Midday on Friday , a swarm settled on the outside of my trap and stayed there all day. Around dusk , I decided to take the box down and shake them into a hive with an entrance guard to prevent them from leaving. There was a flurry of activity late Saturday afternoon and I spotted the queen trying to wiggle through the bars. Today there was less activity and the bees are clustered. I am a new beekeeper with some questions.

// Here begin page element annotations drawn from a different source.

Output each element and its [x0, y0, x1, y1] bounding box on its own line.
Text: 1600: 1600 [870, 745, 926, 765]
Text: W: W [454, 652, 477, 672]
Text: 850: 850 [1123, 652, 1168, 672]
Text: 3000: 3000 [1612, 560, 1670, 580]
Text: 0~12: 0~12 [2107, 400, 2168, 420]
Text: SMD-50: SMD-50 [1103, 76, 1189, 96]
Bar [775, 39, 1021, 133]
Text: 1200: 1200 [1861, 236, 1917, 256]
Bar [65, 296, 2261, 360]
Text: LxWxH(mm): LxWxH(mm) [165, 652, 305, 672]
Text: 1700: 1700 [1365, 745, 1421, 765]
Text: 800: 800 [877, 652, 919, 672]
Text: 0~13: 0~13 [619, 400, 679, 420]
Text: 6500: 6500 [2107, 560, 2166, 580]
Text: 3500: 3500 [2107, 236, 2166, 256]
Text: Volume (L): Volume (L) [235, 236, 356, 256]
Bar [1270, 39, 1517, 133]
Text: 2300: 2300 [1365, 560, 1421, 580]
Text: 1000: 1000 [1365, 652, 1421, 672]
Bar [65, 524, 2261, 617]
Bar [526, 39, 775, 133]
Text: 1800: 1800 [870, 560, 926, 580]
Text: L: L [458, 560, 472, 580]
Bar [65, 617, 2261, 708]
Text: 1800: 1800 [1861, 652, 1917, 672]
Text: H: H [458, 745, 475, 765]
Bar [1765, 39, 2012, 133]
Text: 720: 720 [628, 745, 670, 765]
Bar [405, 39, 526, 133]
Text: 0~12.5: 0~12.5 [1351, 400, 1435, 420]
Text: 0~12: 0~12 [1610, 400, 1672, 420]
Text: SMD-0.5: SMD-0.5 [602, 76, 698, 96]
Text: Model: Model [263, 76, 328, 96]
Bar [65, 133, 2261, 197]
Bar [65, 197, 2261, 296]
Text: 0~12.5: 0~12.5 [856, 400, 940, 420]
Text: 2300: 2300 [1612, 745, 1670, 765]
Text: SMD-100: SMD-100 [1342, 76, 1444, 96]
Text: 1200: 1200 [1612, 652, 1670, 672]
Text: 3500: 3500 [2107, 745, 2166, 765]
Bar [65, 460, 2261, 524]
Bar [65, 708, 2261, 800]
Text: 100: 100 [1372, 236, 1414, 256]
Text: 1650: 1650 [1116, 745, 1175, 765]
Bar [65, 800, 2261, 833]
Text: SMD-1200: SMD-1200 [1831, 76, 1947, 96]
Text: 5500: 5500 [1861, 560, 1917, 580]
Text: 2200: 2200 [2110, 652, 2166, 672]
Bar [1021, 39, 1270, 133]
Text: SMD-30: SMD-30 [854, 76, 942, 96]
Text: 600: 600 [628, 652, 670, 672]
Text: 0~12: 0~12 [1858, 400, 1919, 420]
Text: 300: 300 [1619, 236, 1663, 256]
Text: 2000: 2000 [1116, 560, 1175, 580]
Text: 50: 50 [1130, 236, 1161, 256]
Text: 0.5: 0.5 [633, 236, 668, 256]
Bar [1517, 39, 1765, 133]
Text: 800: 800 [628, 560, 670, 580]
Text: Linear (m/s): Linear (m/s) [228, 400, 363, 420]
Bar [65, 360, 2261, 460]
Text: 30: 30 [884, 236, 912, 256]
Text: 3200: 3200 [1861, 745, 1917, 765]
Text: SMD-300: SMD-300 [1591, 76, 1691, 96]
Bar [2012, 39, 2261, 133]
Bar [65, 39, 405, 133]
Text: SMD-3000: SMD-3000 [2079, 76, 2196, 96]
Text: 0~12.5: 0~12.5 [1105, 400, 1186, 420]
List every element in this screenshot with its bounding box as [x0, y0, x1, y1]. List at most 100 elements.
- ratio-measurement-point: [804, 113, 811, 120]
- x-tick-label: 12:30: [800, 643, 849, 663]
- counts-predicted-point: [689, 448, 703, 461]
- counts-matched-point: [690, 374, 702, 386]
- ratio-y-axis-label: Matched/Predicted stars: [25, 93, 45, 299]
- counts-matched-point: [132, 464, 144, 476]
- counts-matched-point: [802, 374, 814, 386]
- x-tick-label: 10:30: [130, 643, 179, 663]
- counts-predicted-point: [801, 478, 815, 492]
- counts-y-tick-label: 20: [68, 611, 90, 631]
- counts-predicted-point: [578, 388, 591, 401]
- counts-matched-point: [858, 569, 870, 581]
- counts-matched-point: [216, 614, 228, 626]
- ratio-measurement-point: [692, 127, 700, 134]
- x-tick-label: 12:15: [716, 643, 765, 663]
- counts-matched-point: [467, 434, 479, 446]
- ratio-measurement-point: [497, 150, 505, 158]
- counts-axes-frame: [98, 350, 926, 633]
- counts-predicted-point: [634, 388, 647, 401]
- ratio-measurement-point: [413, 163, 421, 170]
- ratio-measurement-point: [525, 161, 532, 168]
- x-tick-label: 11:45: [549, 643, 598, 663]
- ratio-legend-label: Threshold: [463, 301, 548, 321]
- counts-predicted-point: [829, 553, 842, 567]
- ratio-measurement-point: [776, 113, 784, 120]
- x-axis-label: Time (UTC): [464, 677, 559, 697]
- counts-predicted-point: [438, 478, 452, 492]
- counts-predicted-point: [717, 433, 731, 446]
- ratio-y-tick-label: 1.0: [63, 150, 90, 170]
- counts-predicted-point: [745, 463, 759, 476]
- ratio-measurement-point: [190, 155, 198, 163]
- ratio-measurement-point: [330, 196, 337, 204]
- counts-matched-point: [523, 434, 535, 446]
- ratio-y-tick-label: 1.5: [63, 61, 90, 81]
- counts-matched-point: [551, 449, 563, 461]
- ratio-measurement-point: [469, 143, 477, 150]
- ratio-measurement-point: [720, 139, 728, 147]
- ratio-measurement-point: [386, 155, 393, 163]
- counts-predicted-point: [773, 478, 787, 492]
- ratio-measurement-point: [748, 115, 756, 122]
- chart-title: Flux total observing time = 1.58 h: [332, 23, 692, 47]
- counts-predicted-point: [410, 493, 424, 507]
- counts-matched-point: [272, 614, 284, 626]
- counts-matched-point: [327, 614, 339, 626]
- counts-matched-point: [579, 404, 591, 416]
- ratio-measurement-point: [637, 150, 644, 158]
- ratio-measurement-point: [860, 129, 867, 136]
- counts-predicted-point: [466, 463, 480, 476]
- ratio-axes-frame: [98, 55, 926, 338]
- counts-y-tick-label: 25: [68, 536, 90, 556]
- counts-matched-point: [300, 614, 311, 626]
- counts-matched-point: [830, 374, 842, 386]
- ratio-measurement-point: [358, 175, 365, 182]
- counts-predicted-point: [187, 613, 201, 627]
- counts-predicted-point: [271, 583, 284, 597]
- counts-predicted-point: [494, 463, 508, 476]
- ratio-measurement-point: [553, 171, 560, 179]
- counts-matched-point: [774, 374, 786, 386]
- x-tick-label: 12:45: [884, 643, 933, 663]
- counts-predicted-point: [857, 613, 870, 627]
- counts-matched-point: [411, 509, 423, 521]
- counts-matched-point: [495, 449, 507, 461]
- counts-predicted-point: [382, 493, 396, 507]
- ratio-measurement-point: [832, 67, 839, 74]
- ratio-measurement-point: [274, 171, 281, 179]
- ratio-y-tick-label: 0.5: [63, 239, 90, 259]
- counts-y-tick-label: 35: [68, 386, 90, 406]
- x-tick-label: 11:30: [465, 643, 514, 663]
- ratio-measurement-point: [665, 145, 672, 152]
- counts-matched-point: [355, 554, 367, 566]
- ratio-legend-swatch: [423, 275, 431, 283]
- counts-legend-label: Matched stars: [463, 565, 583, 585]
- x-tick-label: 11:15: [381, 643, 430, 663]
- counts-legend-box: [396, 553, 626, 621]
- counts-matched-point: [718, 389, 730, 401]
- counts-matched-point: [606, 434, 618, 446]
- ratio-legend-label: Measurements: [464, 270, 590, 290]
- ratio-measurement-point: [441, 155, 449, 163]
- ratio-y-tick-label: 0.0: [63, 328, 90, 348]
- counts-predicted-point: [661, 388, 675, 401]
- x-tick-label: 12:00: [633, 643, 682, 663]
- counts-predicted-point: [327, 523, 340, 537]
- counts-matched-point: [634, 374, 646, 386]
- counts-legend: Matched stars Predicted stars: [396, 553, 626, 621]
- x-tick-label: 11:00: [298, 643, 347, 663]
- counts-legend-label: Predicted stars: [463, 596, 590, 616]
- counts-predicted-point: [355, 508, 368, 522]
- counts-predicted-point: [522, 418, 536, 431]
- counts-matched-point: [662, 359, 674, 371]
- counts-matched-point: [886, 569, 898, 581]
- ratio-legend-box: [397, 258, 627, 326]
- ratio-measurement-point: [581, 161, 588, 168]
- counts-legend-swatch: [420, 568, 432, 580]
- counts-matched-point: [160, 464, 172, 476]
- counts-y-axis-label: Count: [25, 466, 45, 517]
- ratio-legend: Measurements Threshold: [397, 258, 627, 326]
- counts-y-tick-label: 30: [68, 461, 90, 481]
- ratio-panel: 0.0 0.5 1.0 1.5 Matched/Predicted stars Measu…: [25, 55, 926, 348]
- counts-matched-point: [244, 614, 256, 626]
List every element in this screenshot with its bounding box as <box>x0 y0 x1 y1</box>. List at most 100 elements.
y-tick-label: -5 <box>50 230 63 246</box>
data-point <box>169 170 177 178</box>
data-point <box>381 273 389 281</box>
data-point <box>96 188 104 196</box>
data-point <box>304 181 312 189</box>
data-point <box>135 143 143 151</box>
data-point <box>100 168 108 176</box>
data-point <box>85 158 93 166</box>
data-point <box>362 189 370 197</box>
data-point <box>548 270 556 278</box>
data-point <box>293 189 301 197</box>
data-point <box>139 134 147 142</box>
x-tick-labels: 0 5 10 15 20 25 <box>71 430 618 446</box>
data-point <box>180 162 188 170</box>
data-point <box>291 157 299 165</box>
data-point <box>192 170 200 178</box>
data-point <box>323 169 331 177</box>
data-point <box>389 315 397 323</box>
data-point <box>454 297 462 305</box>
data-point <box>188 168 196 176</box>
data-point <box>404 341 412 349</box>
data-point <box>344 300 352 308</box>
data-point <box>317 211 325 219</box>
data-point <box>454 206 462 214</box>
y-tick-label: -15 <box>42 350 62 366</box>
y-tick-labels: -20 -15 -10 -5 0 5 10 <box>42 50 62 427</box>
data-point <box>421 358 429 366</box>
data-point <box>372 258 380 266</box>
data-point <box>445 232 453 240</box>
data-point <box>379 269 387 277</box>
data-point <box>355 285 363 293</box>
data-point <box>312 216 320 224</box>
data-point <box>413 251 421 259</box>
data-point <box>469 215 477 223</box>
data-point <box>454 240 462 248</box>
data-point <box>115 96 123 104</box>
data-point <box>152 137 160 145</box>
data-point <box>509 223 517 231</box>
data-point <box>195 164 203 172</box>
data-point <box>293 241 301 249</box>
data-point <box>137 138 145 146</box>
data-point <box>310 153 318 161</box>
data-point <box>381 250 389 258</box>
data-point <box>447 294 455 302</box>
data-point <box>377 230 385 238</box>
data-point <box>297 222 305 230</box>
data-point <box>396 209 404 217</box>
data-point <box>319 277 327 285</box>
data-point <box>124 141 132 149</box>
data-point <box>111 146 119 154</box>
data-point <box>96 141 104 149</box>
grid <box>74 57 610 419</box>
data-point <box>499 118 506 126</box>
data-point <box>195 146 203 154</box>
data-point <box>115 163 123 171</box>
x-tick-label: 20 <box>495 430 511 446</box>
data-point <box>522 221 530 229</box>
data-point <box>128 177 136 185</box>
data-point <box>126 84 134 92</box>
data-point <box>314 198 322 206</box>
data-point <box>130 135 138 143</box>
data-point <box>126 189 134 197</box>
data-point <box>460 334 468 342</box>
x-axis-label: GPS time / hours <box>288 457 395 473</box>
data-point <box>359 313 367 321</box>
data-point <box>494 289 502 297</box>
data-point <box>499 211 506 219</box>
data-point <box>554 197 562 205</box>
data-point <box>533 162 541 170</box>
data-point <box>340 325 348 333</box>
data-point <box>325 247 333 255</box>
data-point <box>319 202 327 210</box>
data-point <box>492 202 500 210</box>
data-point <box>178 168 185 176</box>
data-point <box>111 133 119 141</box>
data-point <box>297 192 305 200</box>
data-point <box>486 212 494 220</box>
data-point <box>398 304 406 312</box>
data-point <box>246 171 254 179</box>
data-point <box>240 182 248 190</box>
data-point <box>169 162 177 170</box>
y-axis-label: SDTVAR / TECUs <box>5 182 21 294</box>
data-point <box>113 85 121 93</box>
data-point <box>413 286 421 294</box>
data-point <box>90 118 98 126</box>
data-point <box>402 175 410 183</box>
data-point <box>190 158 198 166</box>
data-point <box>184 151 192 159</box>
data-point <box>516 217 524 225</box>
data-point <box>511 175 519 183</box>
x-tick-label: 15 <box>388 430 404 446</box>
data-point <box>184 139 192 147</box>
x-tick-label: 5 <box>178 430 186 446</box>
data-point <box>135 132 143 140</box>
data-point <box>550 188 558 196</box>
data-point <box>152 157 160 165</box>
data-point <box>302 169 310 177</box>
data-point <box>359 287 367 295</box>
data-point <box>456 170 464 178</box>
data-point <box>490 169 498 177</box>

1. How long will it take for them to settle and draw comb ?
2. Should I install a feeder?
3. How can I deterermine if this is a virgin queen or a mated queen? 
4. When should I remove the entrance guard?


----------



## crabbydad (Apr 29, 2012)

this is only my 4th year with bees so take my opinion for what its worth. Swarms are comb building machines, they will start right away. if a flow is on they should be ok without a feeder.The primary swarm has the old queen. i wouldn't worry wether she is a virgin or not, just check them in a week or so to look for signs of a queen. what is the entrance guard for, mice? You can take that off


----------



## Rader Sidetrack (Nov 30, 2011)

I put frames in all my traps - that way the swarm can stay in the trap until they have built some comb - and then there is no need to shake them into a full size hive since you can just move the frames.


----------



## DG2015 (Mar 4, 2015)

The entrance guard is a modified excluder cut to cover the entrance of the hive. The swarm was still scouting other bait hives at this location and seemed intent on leaving so I locked the queen in


----------



## DG2015 (Mar 4, 2015)

It worked as I saw her trying to leave the hive but she couldn't fit. The bait hive did have frames in it but as a new beekeeper with only one NUC I didn't want to miss the opportunity or experience of putting the swarm in a hive!!! Today I saw some bees bringing in pollen so perhaps they decided to stay. How long should I wait before opening the hive? If the queen was a Virgin when should I remove the excluder ? 
Thanks for the replies


----------